黃生聽到自己吸氣的聲音。他先是久久地,久久地望著江天佑的面孔,像是要把這張臉刻進腦海里似得。接著一點點地垂下腦袋,嘴唇顫抖,面如金紙。
咯噠,咯噠,咯噠,桌上英式風格座鐘的時針一個勁地往前跑,發出的聲響敲打在屋內每個人的心頭。
江天佑的目光緊緊地鎖住黃生,眼睛瞬也不瞬。黃明奕緊張地咽口水,黃嬌芝咬著下唇,面無血色。一旦爹地承認這人是他的兒子,就意味著他能在家產上分一杯羹。
所有的人都在等,等黃生給出一個明確的說法。然而他卻失去了往日的殺伐果決,說一不二,幾次欲言又止,把人的心都提到了嗓子口。

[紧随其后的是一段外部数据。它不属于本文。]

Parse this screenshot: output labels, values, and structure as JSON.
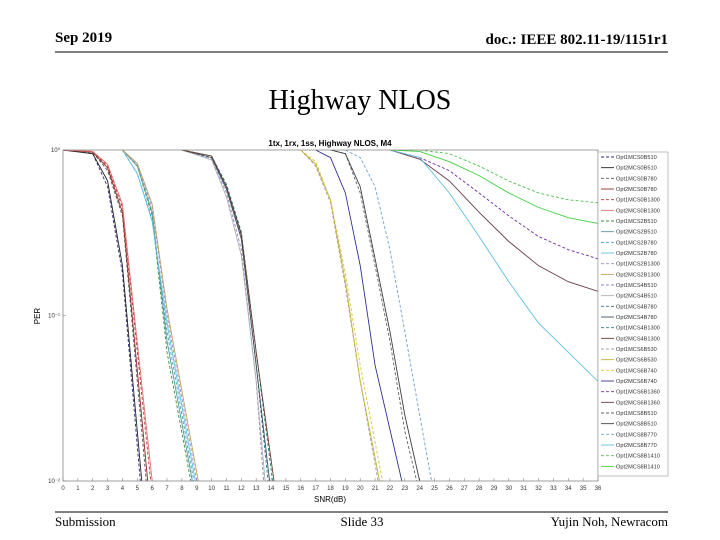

江天佑低頭,看著黃生那張不斷翕張,卻吝嗇到一個字都不肯吐的嘴,看著他游移閃爍的眼神。那顆被拉到喉嚨口的心臟,一寸寸、一寸寸地沉了下去。與此同時,一團冷氣從鼻孔溜進嗓子眼,把五臟六肺都被凍住了,甚至連肚腸都跟著一起痛了起來。
他不知道自己在等什麼。
一個認可麼?
一個解釋麼?
一聲懺悔麼?
然而這又能代表什麼呢?
可以彌補他童年裡無處安放的孺慕之思麼?
可以讓被辜負一生,受盡苦難的母親復活麼?
又或者,這個衣冠楚楚,高高在上的男人和他的子女一樣,都認為他今天到這裡來,是來接受施捨的,搖尾乞憐的?
江天佑不自覺地笑出了聲,驚得黃家人同時望向他。
看到他們如出一轍的目光,江天佑越發覺得可笑。
他後悔了,他今天根本不應該到這裡來。
他不想要任何答案。
任何答案在三十年的光陰面前,都蒼白無力,且毫無意義。
這個色厲內荏,毫無擔當的男人沒有資格審判自己,更沒有資格審判他的母親。
想到這裡,江天佑豁然開朗。
看到剛才還咄咄逼人的江天佑突然之間轉身離開,黃家兄妹頓時丈二和尚摸不著頭腦。
隨著大門「砰」地一聲關上的聲音,兩人齊齊看向父親。驚訝地發現他們宛如天神一般的父親一瞬間仿佛老了十多歲,就像是只被放了氣的大布口袋,肉眼可見地乾癟了下去。他的喉管無意識地發出一記渾濁的嘯聲,像是絕望的悲鳴。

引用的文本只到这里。